Neonatal Med.  2019 Nov;26(4):223-228. 10.5385/nm.2019.26.4.223.

Communicating Bronchopulmonary Foregut Malformation Type III with Pulmonary Sequestration Diagnosed in a Newborn: A Case Report

Affiliations
  • 1Department of Pediatrics, Samsung Medical Center, Sungkyunkwan University School of Medicine, Seoul, Korea. sein.sung@samsung.com
  • 2Department of Pediatrics, Korea University Guro Hospital, Korea University School of Medicine, Seoul, Korea.
  • 3Division of Thoracic Surgery, Department of Thoracic Surgery, Samsung Medical Center, Sungkyunkwan University School of Medicine, Seoul, Korea.

Abstract

Communicating bronchopulmonary foregut malformation (CBPFM) is a communication between the respiratory and gastrointestinal tracts that can be difficult to differentiate from pulmonary sequestration or H-type tracheoesophageal fistula (TEF) because of the similarities in clinical features. A female neonate born at full term had been experiencing respiratory difficulty during feeding from the third day of life. The esophagography performed to rule out H-type TEF revealed that the esophageal bronchus directly communicated with the left lower lobe (LLL) of the lung. Lobectomy of the LLL, fistulectomy of the esophagobronchial fistula, and primary repair of the esophagus were performed. Finally, CBPFM type III with pulmonary sequestration was confirmed on the basis of the postoperative histopathological finding. We report the first newborn case of CBPFM type III with pulmonary sequestration in Korea.

Keyword

Bronchial fistula; Bronchopulmonary sequestration; Tracheoesophageal fistula

MeSH Terms

Bronchi
Bronchial Fistula
Bronchopulmonary Sequestration*
Esophagus
Female
Fistula
Gastrointestinal Tract
Humans
Infant, Newborn*
Korea
Lung
Tracheoesophageal Fistula

Figure

  • Figure 1. Chest radiograph after gastric tube insertion (at birth). Increased opacity is found involving the left lower lung field (solid arrow). The cardiac size is borderline. A feeding tube is placed with its tip on the stomach, which is located more medial than usual and associated with visible small bowel gases in the right abdomen, suspected to be gastrointestinal malrotation.

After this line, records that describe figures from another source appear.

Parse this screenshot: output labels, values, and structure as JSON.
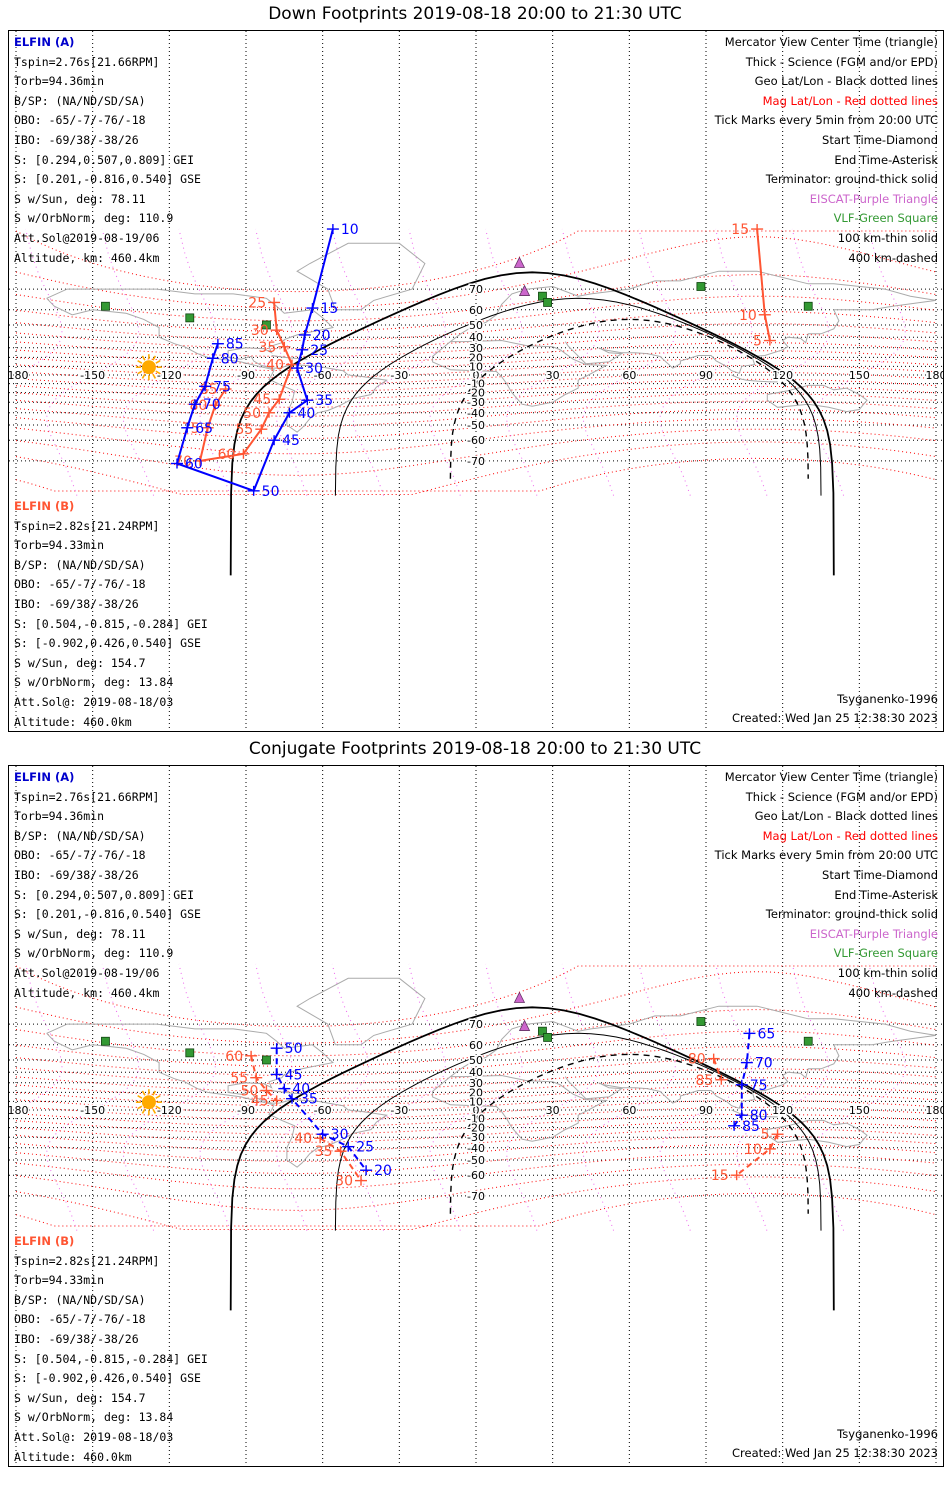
{
  "panels": [
    {
      "title": "Down Footprints 2019-08-18 20:00 to 21:30 UTC",
      "mode": "down",
      "elfin_a": {
        "header": "ELFIN (A)",
        "lines": [
          "Tspin=2.76s[21.66RPM]",
          "Torb=94.36min",
          "B/SP: (NA/ND/SD/SA)",
          "OBO: -65/-7/-76/-18",
          "IBO: -69/38/-38/26",
          "S: [0.294,0.507,0.809] GEI",
          "S: [0.201,-0.816,0.540] GSE",
          "S w/Sun, deg: 78.11",
          "S w/OrbNorm, deg: 110.9",
          "Att.Sol@2019-08-19/06",
          "Altitude, km: 460.4km"
        ]
      },
      "elfin_b": {
        "header": "ELFIN (B)",
        "lines": [
          "Tspin=2.82s[21.24RPM]",
          "Torb=94.33min",
          "B/SP: (NA/ND/SD/SA)",
          "OBO: -65/-7/-76/-18",
          "IBO: -69/38/-38/26",
          "S: [0.504,-0.815,-0.284] GEI",
          "S: [-0.902,0.426,0.540] GSE",
          "S w/Sun, deg: 154.7",
          "S w/OrbNorm, deg: 13.84",
          "Att.Sol@: 2019-08-18/03",
          "Altitude: 460.0km"
        ]
      },
      "model": "Tsyganenko-1996",
      "created": "Created: Wed Jan 25 12:38:30 2023",
      "orbit_a": [
        {
          "t": "10",
          "lon": -56,
          "lat": 84
        },
        {
          "t": "15",
          "lon": -64,
          "lat": 61
        },
        {
          "t": "20",
          "lon": -67,
          "lat": 42
        },
        {
          "t": "25",
          "lon": -68,
          "lat": 28
        },
        {
          "t": "30",
          "lon": -70,
          "lat": 8
        },
        {
          "t": "35",
          "lon": -66,
          "lat": -28
        },
        {
          "t": "40",
          "lon": -73,
          "lat": -40
        },
        {
          "t": "45",
          "lon": -79,
          "lat": -60
        },
        {
          "t": "50",
          "lon": -87,
          "lat": -79
        },
        {
          "t": "60",
          "lon": -117,
          "lat": -71
        },
        {
          "t": "65",
          "lon": -113,
          "lat": -52
        },
        {
          "t": "70",
          "lon": -110,
          "lat": -32
        },
        {
          "t": "75",
          "lon": -106,
          "lat": -13
        },
        {
          "t": "80",
          "lon": -103,
          "lat": 19
        },
        {
          "t": "85",
          "lon": -101,
          "lat": 34
        }
      ],
      "orbit_b": [
        {
          "t": "15",
          "lon": 110,
          "lat": 84
        },
        {
          "t": "10",
          "lon": 113,
          "lat": 57
        },
        {
          "t": "5",
          "lon": 115,
          "lat": 37
        },
        {
          "t": "25",
          "lon": -79,
          "lat": 64
        },
        {
          "t": "30",
          "lon": -78,
          "lat": 46
        },
        {
          "t": "35",
          "lon": -75,
          "lat": 31
        },
        {
          "t": "40",
          "lon": -72,
          "lat": 12
        },
        {
          "t": "45",
          "lon": -77,
          "lat": -27
        },
        {
          "t": "50",
          "lon": -81,
          "lat": -40
        },
        {
          "t": "55",
          "lon": -84,
          "lat": -53
        },
        {
          "t": "60",
          "lon": -91,
          "lat": -67
        },
        {
          "t": "70",
          "lon": -108,
          "lat": -70
        },
        {
          "t": "75",
          "lon": -105,
          "lat": -52
        },
        {
          "t": "80",
          "lon": -102,
          "lat": -33
        },
        {
          "t": "85",
          "lon": -98,
          "lat": -16
        }
      ]
    },
    {
      "title": "Conjugate Footprints 2019-08-18 20:00 to 21:30 UTC",
      "mode": "conj",
      "elfin_a": {
        "header": "ELFIN (A)",
        "lines": [
          "Tspin=2.76s[21.66RPM]",
          "Torb=94.36min",
          "B/SP: (NA/ND/SD/SA)",
          "OBO: -65/-7/-76/-18",
          "IBO: -69/38/-38/26",
          "S: [0.294,0.507,0.809] GEI",
          "S: [0.201,-0.816,0.540] GSE",
          "S w/Sun, deg: 78.11",
          "S w/OrbNorm, deg: 110.9",
          "Att.Sol@2019-08-19/06",
          "Altitude, km: 460.4km"
        ]
      },
      "elfin_b": {
        "header": "ELFIN (B)",
        "lines": [
          "Tspin=2.82s[21.24RPM]",
          "Torb=94.33min",
          "B/SP: (NA/ND/SD/SA)",
          "OBO: -65/-7/-76/-18",
          "IBO: -69/38/-38/26",
          "S: [0.504,-0.815,-0.284] GEI",
          "S: [-0.902,0.426,0.540] GSE",
          "S w/Sun, deg: 154.7",
          "S w/OrbNorm, deg: 13.84",
          "Att.Sol@: 2019-08-18/03",
          "Altitude: 460.0km"
        ]
      },
      "model": "Tsyganenko-1996",
      "created": "Created: Wed Jan 25 12:38:30 2023",
      "orbit_a": [
        {
          "t": "50",
          "lon": -78,
          "lat": 58
        },
        {
          "t": "45",
          "lon": -78,
          "lat": 38
        },
        {
          "t": "40",
          "lon": -75,
          "lat": 24
        },
        {
          "t": "35",
          "lon": -72,
          "lat": 13
        },
        {
          "t": "30",
          "lon": -60,
          "lat": -27
        },
        {
          "t": "25",
          "lon": -50,
          "lat": -39
        },
        {
          "t": "20",
          "lon": -43,
          "lat": -57
        },
        {
          "t": "65",
          "lon": 107,
          "lat": 66
        },
        {
          "t": "70",
          "lon": 106,
          "lat": 48
        },
        {
          "t": "75",
          "lon": 104,
          "lat": 28
        },
        {
          "t": "80",
          "lon": 104,
          "lat": -6
        },
        {
          "t": "85",
          "lon": 101,
          "lat": -18
        }
      ],
      "orbit_b": [
        {
          "t": "60",
          "lon": -88,
          "lat": 53
        },
        {
          "t": "55",
          "lon": -86,
          "lat": 35
        },
        {
          "t": "50",
          "lon": -82,
          "lat": 22
        },
        {
          "t": "45",
          "lon": -78,
          "lat": 11
        },
        {
          "t": "40",
          "lon": -61,
          "lat": -31
        },
        {
          "t": "35",
          "lon": -53,
          "lat": -43
        },
        {
          "t": "30",
          "lon": -45,
          "lat": -63
        },
        {
          "t": "80",
          "lon": 93,
          "lat": 51
        },
        {
          "t": "85",
          "lon": 96,
          "lat": 33
        },
        {
          "t": "5",
          "lon": 118,
          "lat": -27
        },
        {
          "t": "10",
          "lon": 115,
          "lat": -41
        },
        {
          "t": "15",
          "lon": 102,
          "lat": -60
        }
      ]
    }
  ],
  "legend_lines": [
    {
      "text": "Mercator View Center Time (triangle)",
      "color": "#000000"
    },
    {
      "text": "Thick - Science (FGM and/or EPD)",
      "color": "#000000"
    },
    {
      "text": "Geo Lat/Lon - Black dotted lines",
      "color": "#000000"
    },
    {
      "text": "Mag Lat/Lon - Red dotted lines",
      "color": "#ff0000"
    },
    {
      "text": "Tick Marks every 5min from 20:00 UTC",
      "color": "#000000"
    },
    {
      "text": "Start Time-Diamond",
      "color": "#000000"
    },
    {
      "text": "End Time-Asterisk",
      "color": "#000000"
    },
    {
      "text": "Terminator: ground-thick solid",
      "color": "#000000"
    },
    {
      "text": "EISCAT-Purple Triangle",
      "color": "#cc66cc"
    },
    {
      "text": "VLF-Green Square",
      "color": "#339933"
    },
    {
      "text": "100 km-thin solid",
      "color": "#000000"
    },
    {
      "text": "400 km-dashed",
      "color": "#000000"
    }
  ],
  "lon_ticks": [
    "-180",
    "-150",
    "-120",
    "-90",
    "-60",
    "-30",
    "0",
    "30",
    "60",
    "90",
    "120",
    "150",
    "180"
  ],
  "lat_ticks": [
    "70",
    "60",
    "50",
    "40",
    "30",
    "20",
    "10",
    "-10",
    "-20",
    "-30",
    "-40",
    "-50",
    "-60",
    "-70"
  ],
  "colors": {
    "elfin_a": "#0000ff",
    "elfin_b": "#ff5533",
    "mag_grid": "#ff0000",
    "eiscat": "#cc66cc",
    "vlf": "#339933",
    "sun": "#ffaa00"
  },
  "eiscat_sites": [
    {
      "lon": 17,
      "lat": 78
    },
    {
      "lon": 19,
      "lat": 69
    }
  ],
  "vlf_sites": [
    {
      "lon": -145,
      "lat": 62
    },
    {
      "lon": -112,
      "lat": 55
    },
    {
      "lon": -82,
      "lat": 50
    },
    {
      "lon": 26,
      "lat": 67
    },
    {
      "lon": 28,
      "lat": 64
    },
    {
      "lon": 88,
      "lat": 71
    },
    {
      "lon": 130,
      "lat": 62
    }
  ],
  "sun": {
    "lon": -128,
    "lat": 9
  }
}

  • Figure 2. (A) Esophagogram. The esophagus is directly communicating with the bronchus from the left lower lobe of the lung (solid arrow), combined with a suspected right gastric diverticulum (dotted arrow). (B) Chest computed tomography scans (coronal view). The left lower lobe, which contains atelectasis and consolidation, is supplied by the aberrant artery arising from the celiac trunk. A lesion suspected to be a fistula (solid arrow) is found between the esophagus and the bronchus.

  • Figure 3. (A) Intraoperative demonstration of the anatomy. The feeding artery (solid arrow) from the celiac trunk is depicted. (B) Intraoperative demonstration of the anatomy. The fistula (solid arrow) connecting the esophagus to the bronchus is shown.

  • Figure 4. Gross surgical specimen of the resected left lower lobe. The left lower lobe tissue measures 8×5×3 cm. The gross finding shows bronchiectasis or a dilatated cystic area.